Parlamentskorrespondenz Nr. 1137 vom 21.10.2018

Sobotka: Der 21. Oktober 1918 markiert den Beginn der Selbstfindung Österreichs

Festsitzung von Nationalrat und Bundesrat am 21. Oktober 2018 zur historischen Stunde am historischen Ort

Wien (PK) – "Der 21. Oktober, als die Provisorische Nationalversammlung vor 100 Jahren zu diesem Zeitpunkt von 17.05 Uhr bis 18.02 Uhr an diesem Ort einberufen wurde, war der Auslöser zur Ausrufung der Republik und markiert zugleich auch den Beginn einer Selbstfindung Österreichs als eigenständige Nation, die bis heute noch andauert", betonte Nationalratspräsident Wolfgang Sobotka anlässlich der Festsitzung von Nationalrat und Bundesrat im Palais Niederösterreich in der Wiener Herrengasse.

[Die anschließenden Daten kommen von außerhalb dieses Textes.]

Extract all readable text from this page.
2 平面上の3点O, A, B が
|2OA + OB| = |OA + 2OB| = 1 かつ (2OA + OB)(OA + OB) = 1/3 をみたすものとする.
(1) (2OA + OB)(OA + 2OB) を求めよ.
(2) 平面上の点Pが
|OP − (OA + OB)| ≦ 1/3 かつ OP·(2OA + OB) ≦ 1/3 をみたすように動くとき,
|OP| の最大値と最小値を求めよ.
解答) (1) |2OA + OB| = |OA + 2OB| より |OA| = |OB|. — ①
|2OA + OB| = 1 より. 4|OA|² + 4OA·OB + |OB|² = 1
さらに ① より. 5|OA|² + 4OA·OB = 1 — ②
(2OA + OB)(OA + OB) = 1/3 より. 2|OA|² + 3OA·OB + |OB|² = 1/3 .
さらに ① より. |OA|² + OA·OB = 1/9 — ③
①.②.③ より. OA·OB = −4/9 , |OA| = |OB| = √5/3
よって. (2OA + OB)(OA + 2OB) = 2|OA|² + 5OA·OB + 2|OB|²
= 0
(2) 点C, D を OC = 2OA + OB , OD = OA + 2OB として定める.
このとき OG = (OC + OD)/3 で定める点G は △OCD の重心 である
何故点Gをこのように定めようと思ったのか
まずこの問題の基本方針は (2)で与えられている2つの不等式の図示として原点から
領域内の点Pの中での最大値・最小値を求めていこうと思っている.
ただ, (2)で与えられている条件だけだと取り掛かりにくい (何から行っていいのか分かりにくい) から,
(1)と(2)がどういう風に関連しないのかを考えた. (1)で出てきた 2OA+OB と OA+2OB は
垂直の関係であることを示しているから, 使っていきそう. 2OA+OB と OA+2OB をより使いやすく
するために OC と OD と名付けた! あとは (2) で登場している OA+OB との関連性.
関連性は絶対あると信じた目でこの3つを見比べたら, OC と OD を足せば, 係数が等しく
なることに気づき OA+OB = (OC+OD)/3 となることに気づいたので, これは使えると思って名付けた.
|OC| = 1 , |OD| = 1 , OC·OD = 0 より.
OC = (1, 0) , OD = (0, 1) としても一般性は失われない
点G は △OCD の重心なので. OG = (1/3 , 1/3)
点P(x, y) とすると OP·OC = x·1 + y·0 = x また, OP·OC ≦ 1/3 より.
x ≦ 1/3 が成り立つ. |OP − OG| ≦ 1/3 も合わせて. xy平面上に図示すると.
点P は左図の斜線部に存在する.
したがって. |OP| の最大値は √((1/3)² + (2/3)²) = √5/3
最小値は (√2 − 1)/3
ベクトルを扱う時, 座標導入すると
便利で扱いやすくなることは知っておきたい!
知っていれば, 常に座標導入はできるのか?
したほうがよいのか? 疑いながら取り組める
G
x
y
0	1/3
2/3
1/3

Man habe sich heute zusammengefunden, um den Stellenwert dieser Stunde in Erinnerung zu rufen, um zu reflektieren, was aus diesem Erbe geworden ist und worin die heutigen Herausforderungen liegen. In diesem Sinne spannte Sobotka am Schluss der Festsitzung einen Bogen zur Gegenwart, indem er das Parlament als den Ort bezeichnete, wo Auseinandersetzung und Diskussion stattfinden. In diesem Zusammenhang zitierte er nach Voltaire: "Ich kämpfe darum, dass Sie Ihre Meinung sagen können, auch wenn ich sie nicht teile."

Einmal mehr appellierte der Nationalratspräsident an alle Politikerinnen und Politiker, alles in ihrer Macht Stehende zu tun, um das Erbe von 1918 nicht nur zu verwalten, sondern auch Neues hinzuzufügen. Es gelte, den gegenseitigen Respekt zu wahren. "Der Respekt soll, ist und wird auch unsere Leitschnur in Zukunft sein", so Sobotka.

Die Einladung zur Festsitzung unter dem Titel "Tage der Entscheidung. Die Gründung der Republik 1918" erfolgte gemeinsam von Nationalratspräsident Wolfgang Sobotka, Bundesratspräsidentin Inge Posch-Gruska, Zweiter Nationalratspräsidentin Doris Bures und Dritter Nationalratspräsidentin Anneliese Kitzmüller. Eröffnet wurde die Veranstaltung durch den Nationalratspräsidenten. Der Bogen der sich daran anschließenden Ansprachen spannte sich von den Tagen der Entscheidung 1918, die Barbara Stelzl-Marx (Ludwig Boltzmann Institut) beleuchtet, bis hin zu Entscheidungsfragen der Gegenwart, die von Politikberater Thomas Hofer erörtert wurden. Darüber hinaus gaben die Klubobleute der Parlamentsfraktionen August Wöginger (ÖVP), Pamela Rendi-Wagner (SPÖ), Walter Rosenkranz (FPÖ) und Beate Meinl-Reisinger (NEOS) sowie Alfred Noll (Liste Pilz) Statements ab.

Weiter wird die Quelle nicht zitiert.